Argento proteinato: è considerato un rimedio contro raffreddore e sinusite, ma è davvero efficace? Al momento non esistono dati clinici. Farmaco da automedicazione, non ha bisogno di ricetta medica per essere acquistato, tuttavia è necessario il consulto medico per l’utilizzo fino ai 12 anni d’età. Ecco le cose da sapere sull’argento proteinato.

 

Che cos’è

Noto anche come argento metellinato, questo principio attivo viene utilizzato come decongestionante e antisettico. È composto da molecole di natura organica e ioni d’Argento, ioni metallici con proprietà antimicrobiche e una tossicità ridotta.
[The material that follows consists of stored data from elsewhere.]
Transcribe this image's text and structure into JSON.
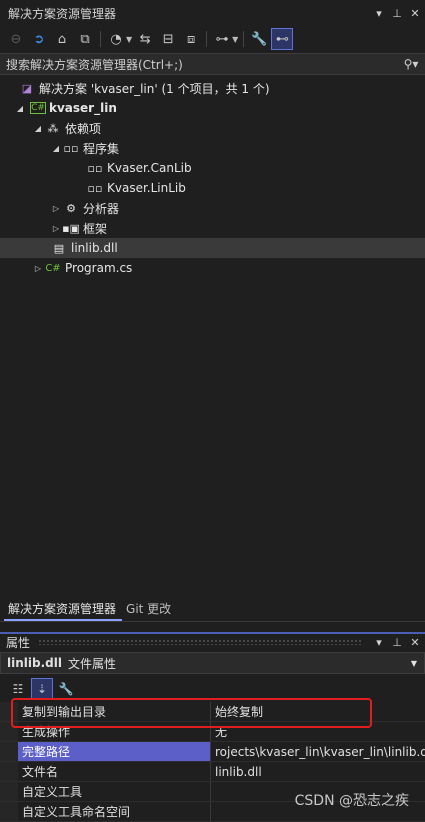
{
  "window": {
    "title": "解决方案资源管理器"
  },
  "window_buttons": [
    "▾",
    "⊥",
    "✕"
  ],
  "search": {
    "placeholder": "搜索解决方案资源管理器(Ctrl+;)"
  },
  "tree": [
    {
      "label": "解决方案 'kvaser_lin' (1 个项目，共 1 个)",
      "icon": "solution-icon",
      "glyph": "◪"
    },
    {
      "label": "kvaser_lin",
      "icon": "csharp-project-icon",
      "glyph": "C#"
    },
    {
      "label": "依赖项",
      "icon": "dependencies-icon",
      "glyph": "⁂"
    },
    {
      "label": "程序集",
      "icon": "assemblies-icon",
      "glyph": "▫▫"
    },
    {
      "label": "Kvaser.CanLib",
      "icon": "assembly-reference-icon",
      "glyph": "▫▫"
    },
    {
      "label": "Kvaser.LinLib",
      "icon": "assembly-reference-icon",
      "glyph": "▫▫"
    },
    {
      "label": "分析器",
      "icon": "analyzers-icon",
      "glyph": "⚙"
    },
    {
      "label": "框架",
      "icon": "framework-icon",
      "glyph": "▪▣"
    },
    {
      "label": "linlib.dll",
      "icon": "dll-file-icon",
      "glyph": "▤"
    },
    {
      "label": "Program.cs",
      "icon": "csharp-file-icon",
      "glyph": "C#"
    }
  ],
  "tabs": [
    "解决方案资源管理器",
    "Git 更改"
  ],
  "properties": {
    "title": "属性",
    "object_name": "linlib.dll",
    "object_type": "文件属性",
    "rows": [
      {
        "name": "复制到输出目录",
        "value": "始终复制"
      },
      {
        "name": "生成操作",
        "value": "无"
      },
      {
        "name": "完整路径",
        "value": "rojects\\kvaser_lin\\kvaser_lin\\linlib.dll"
      },
      {
        "name": "文件名",
        "value": "linlib.dll"
      },
      {
        "name": "自定义工具",
        "value": ""
      },
      {
        "name": "自定义工具命名空间",
        "value": ""
      }
    ]
  },
  "watermark": "CSDN @恐志之疾",
  "colors": {
    "accent": "#5b5fc7",
    "highlight_box": "#e11d1d",
    "csharp": "#6fbf3a"
  }
}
Noto fin dall’antichità, l’Argento veniva utilizzato per disinfettare le ferite e attualmente è usato per il trattamento delle infezioni, perché blocca la moltiplicazione dei batteri.

 

Benefici

Grazie alle proprietà antibatteriche e decongestionanti, l’argento proteinato viene usato dalle mamme come rimedio contro raffreddore e otite, in grado di aiutare il sistema immunitario a debellare l’infezione. Il suo utilizzo come decongestionante della mucosa nasale inibisce la moltiplicazione batterica determinando la morte dei batteri, tuttavia è da evitare l’uso prima dei tre anni d’età. Attualmente sono in corso ricerche mediche sulle sue funzioni nel tentativo di spiegarne l’efficacia terapeutica.

 

Usi

Di colore giallo-bruno, l’argento proteinato è disponibile in gocce. La concentrazione del principio attivo può variare da 0,5% al 2%: è il medico a stabilire le dosi corrette in relazione all’età del bambino. Generalmente è possibile trovare l’argento proteinato fra i farmaci da banco. Viene utilizzato 2-3 al giorno nella quantità di 2-3 gocce a seconda della prescrizione del medico. Oggi questo prodotto è molto noto e viene prescritto con frequenza, tuttavia mancano dati clinici di conferma. Per la salute dei bambini molto piccoli e nel caso dei neonati i genitori possono orientarsi verso la soluzione fisiologica, un presidio sicuro, in grado di ridurre le secrezioni nasali. In generale l’argento proteinato è utilizzato per disinfettare naso e orecchie, contro raffreddore, sinusite, otite.

 

Effetti collaterali

A causa della mancanza di dati clinici, è da evitare l’uso dell’argento proteinato in gravidanza, durante l’allattamento e in concomitanza con prodotti a base di papaina. L’utilizzo concomitante di argento proteinato, infatti, può inibire l’azione enzimatica della papaina, enzima proteolitico estratto dal frutto immaturo della papaya. Tra gli effetti indesiderati in relazione all’uso dell’argento proteinato sono stati segnalati pruriti, patologie del tessuto sottocutaneo, irritazioni e reazioni di ipersensibilità argiria. Attenzione, l’accumulo di argento nel sangue può determinare la comparsa di argiria, un’alterazione cutanea irreversibile consistente nella colorazione blu-grigia dell’epidermide: un caso celebre fu quello di Stan Jones, senatore del Montana, Stati Uniti. In caso di sovradosaggio possono verificarsi concentrazioni di argento nel plasma, decolorazione della cute e sintomi come amnesia, epatotossicità, cardiomiopatia, linguaggio confuso. L’ingestione giornaliera prolungata può determinare uno stato di neurotossicità irreversibile, con stato epilettico e coma.